According to launchpad.net the database has moved to github.

The database contains about 300,000 employee records with 2.8 million salary entries. The export data is 167 MB, which is not huge, but heavy enough to be non-trivial for testing.

The data was generated, and as such there are inconsistencies and subtle problems. Rather than removing them, we decided to leave the contents untouched, and use these issues as data cleaning exercises.


If you want a big database of real data to play with, you could sign up for the Netflix Prize contest and get access to their data, which is pretty large (a few gigs of entries).

3rd party edit

The URL above does not contain the dataset anylonger (october 2016). The wikipedia page about the Netflix Prize reports that a law suit was settled regarding privacy concerns.


This is an online database but you can try with the stackoverflow database: https://data.stackexchange.com/stackoverflow/query/new

You also can download its dumps here:

https://archive.org/download/stackexchange


Check out CodePlex for Microsoft SQL Server Community Projects & Samples

3rd party edit

On top of the link above you might look at


Why not download the English Wikipedia? There are compressed SQL files of various sizes, and it should certainly be large enough for you

The main articles are XML, so inserting them into the db is a bit more of a problem, but you might find there are other files there that suit you. For example, the inter-page links SQL file is 2.3GB compressed. Have a look at https://en.wikipedia.org/wiki/Wikipedia:Database_download for more info.

Oskar


You want huge?

Here's a small table: create table foo (id int not null primary key auto_increment, crap char(2000));

insert into foo(crap) values ('');

-- each time you run the next line, the number of rows in foo doubles. insert into foo( crap ) select * from foo;

run it twenty more times, you have over a million rows to play with.

Yes, if he's looking for looks of relations to navigate, this is not the answer. But if by huge he means to test performance and his ability to optimize, this will do it. I did exactly this (and then updated with random values) to test an potential answer I had for another question. (And didn't answer it, because I couldn't come up with better performance than what that asker had.)

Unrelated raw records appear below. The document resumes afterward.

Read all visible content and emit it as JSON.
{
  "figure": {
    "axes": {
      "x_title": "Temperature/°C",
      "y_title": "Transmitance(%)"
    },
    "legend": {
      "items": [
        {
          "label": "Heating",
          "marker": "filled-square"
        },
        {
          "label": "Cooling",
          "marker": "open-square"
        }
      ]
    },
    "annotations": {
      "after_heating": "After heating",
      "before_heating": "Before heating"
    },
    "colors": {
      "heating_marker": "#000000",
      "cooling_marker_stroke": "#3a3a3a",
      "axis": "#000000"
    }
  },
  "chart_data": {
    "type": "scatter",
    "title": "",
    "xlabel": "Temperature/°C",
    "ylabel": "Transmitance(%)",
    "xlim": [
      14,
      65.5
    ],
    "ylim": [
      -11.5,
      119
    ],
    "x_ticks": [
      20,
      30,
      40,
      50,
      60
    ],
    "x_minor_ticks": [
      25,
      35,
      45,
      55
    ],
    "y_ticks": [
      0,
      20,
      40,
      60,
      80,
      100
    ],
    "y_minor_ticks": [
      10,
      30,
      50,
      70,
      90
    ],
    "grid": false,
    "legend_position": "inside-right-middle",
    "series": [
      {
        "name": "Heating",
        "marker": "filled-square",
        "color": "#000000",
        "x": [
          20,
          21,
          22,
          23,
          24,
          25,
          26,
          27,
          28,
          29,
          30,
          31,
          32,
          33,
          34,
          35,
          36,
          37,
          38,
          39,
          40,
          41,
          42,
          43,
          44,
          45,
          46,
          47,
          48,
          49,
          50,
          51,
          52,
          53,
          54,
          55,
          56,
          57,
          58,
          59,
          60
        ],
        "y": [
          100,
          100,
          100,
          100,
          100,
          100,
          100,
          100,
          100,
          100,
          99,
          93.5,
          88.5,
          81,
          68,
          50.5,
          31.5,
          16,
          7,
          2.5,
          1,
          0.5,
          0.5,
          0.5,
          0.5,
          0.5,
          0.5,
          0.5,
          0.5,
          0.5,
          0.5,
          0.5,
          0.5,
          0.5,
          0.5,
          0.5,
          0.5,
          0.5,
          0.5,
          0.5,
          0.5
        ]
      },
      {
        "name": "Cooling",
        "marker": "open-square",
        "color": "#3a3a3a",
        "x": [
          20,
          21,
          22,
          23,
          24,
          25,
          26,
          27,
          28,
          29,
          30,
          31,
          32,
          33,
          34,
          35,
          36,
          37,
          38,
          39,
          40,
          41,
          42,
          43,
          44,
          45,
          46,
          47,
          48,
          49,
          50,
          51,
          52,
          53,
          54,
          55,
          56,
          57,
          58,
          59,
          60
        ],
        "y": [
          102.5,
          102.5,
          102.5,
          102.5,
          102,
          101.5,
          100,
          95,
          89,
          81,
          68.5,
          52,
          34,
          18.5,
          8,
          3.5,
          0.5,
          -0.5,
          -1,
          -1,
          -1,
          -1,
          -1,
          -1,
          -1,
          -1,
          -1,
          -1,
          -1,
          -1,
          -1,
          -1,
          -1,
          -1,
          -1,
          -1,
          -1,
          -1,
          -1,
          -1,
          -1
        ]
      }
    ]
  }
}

Had he asked for "complex", I'd have gien a differnt answer. To me,"huge" implies "lots of rows".

Because you don't need huge to play with tables and relations. Consider a table, by itself, with no nullable columns. How many different kinds of rows can there be? Only one, as all columns must have some value as none can be null.

Every nullable column multiples by two the number of different kinds of rows possible: a row where that column is null, an row where it isn't null.

Now consider the table, not in isolation. Consider a table that is a child table: for every child that has an FK to the parent, that, is a many-to-one, there can be 0, 1 or many children. So we multiply by three times the count we got in the previous step (no rows for zero, one for exactly one, two rows for many). For any grandparent to which the parent is a many, another three.

For many-to-many relations, we can have have no relation, a one-to-one, a one-to-many, many-to-one, or a many-to-many. So for each many-to-many we can reach in a graph from the table, we multiply the rows by nine -- or just like two one-to manys. If the many-to-many also has data, we multiply by the nullability number.

Tables that we can't reach in our graph -- those that we have no direct or indirect FK to, don't multiply the rows in our table.

By recursively multiplying the each table we can reach, we can come up with the number of rows needed to provide one of each "kind", and we need no more than those to test every possible relation in our schema. And we're nowhere near huge.